‘Not Saying That Verité Is Dead’: How Documentaries Take Advantage of a World So Aware of the Camera

“Not saying that verité is dead per se,” “Neighbors” co-creator Dylan Redford recently told IndieWire, but the idea of a “pure subject,” heedless of how they are perceived on film, might be, “given the world that we live in now and the awareness of the camera, and everyone’s documenting themselves and each other.”
Redford and Harrison Fishman’s HBO series, an Outstanding Unstructured Reality Program Emmy contender that documents both sides of residential disputes around the country, was borne of viral neighbor dispute videos captured and posted by the subjects themselves. “In some ways, we’re trying desperately to get close to where they already are with a lot of their own material because they’re just alone in their personal space speaking to the camera,” said Redford. “We can’t really ever totally compete with that level of intimacy that a subject has with their phone and their camera.

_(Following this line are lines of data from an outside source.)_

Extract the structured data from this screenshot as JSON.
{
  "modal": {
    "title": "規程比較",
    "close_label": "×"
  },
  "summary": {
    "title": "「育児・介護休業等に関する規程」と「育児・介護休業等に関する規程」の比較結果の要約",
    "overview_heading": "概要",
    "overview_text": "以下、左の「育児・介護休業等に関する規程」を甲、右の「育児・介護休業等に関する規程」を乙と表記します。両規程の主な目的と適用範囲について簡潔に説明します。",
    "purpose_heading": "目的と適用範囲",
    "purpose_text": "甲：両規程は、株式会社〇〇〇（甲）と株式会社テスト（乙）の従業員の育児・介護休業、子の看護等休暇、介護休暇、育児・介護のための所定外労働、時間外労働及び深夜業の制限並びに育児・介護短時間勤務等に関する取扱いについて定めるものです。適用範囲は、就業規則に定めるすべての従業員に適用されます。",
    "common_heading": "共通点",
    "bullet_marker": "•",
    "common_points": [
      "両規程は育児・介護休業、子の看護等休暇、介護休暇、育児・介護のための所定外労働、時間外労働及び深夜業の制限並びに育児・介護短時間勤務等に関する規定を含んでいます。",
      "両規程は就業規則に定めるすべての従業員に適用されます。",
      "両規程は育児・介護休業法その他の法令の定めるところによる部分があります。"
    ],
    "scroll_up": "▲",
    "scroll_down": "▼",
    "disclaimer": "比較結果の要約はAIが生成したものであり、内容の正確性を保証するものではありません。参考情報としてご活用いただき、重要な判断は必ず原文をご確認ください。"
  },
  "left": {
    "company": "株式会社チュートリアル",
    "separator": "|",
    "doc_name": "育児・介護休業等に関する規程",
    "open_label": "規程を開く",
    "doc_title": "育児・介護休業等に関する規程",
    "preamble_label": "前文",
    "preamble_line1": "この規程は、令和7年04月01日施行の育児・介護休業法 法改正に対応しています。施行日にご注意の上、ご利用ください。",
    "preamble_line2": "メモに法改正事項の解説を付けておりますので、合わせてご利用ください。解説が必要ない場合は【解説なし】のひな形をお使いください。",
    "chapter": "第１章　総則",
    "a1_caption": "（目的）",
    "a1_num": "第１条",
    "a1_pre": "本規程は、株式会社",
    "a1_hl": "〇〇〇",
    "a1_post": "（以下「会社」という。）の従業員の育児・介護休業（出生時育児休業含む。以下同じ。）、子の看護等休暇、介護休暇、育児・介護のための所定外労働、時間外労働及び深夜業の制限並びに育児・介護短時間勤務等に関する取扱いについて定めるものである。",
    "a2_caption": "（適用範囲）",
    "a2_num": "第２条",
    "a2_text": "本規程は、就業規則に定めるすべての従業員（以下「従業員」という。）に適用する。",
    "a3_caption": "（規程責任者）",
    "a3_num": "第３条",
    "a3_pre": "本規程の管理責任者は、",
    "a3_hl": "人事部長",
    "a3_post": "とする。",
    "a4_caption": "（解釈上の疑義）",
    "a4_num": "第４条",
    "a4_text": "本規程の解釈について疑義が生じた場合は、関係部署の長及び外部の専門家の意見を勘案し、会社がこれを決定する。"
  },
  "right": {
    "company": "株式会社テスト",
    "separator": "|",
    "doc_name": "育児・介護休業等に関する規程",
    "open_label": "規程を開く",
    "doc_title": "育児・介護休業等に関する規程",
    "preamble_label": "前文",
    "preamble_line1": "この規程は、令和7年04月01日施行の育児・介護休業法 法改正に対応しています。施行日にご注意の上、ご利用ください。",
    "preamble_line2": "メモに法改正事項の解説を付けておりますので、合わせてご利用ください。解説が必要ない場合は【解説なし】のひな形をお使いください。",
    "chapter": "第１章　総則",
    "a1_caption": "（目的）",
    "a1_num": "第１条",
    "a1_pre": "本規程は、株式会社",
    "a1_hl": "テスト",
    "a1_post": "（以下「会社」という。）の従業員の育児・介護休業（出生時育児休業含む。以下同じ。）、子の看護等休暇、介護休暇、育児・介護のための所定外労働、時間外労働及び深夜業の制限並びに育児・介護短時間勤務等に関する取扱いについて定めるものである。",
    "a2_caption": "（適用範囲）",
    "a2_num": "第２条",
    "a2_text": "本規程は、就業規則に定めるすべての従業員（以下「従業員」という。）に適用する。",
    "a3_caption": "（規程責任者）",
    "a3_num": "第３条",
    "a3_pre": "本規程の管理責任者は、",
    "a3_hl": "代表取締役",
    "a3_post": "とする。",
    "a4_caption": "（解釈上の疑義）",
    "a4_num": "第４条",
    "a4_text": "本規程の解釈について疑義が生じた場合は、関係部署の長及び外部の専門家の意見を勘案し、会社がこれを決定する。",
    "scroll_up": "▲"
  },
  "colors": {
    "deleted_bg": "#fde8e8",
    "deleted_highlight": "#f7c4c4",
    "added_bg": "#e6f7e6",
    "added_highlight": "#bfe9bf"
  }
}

And so the best thing we can do is just utilize that and have it be a part of the language of the show.”
That language is one of utility, so footage from GoPros, 360 cameras, even Ring security systems is on the table. “We just fully want to lean into how contemporary and how American our show is. And so any chance that we can — almost to a gratuitous level — just show truthfully how people are surveilling people, and how people are showing themselves, we’re really excited about that,” said Fishman.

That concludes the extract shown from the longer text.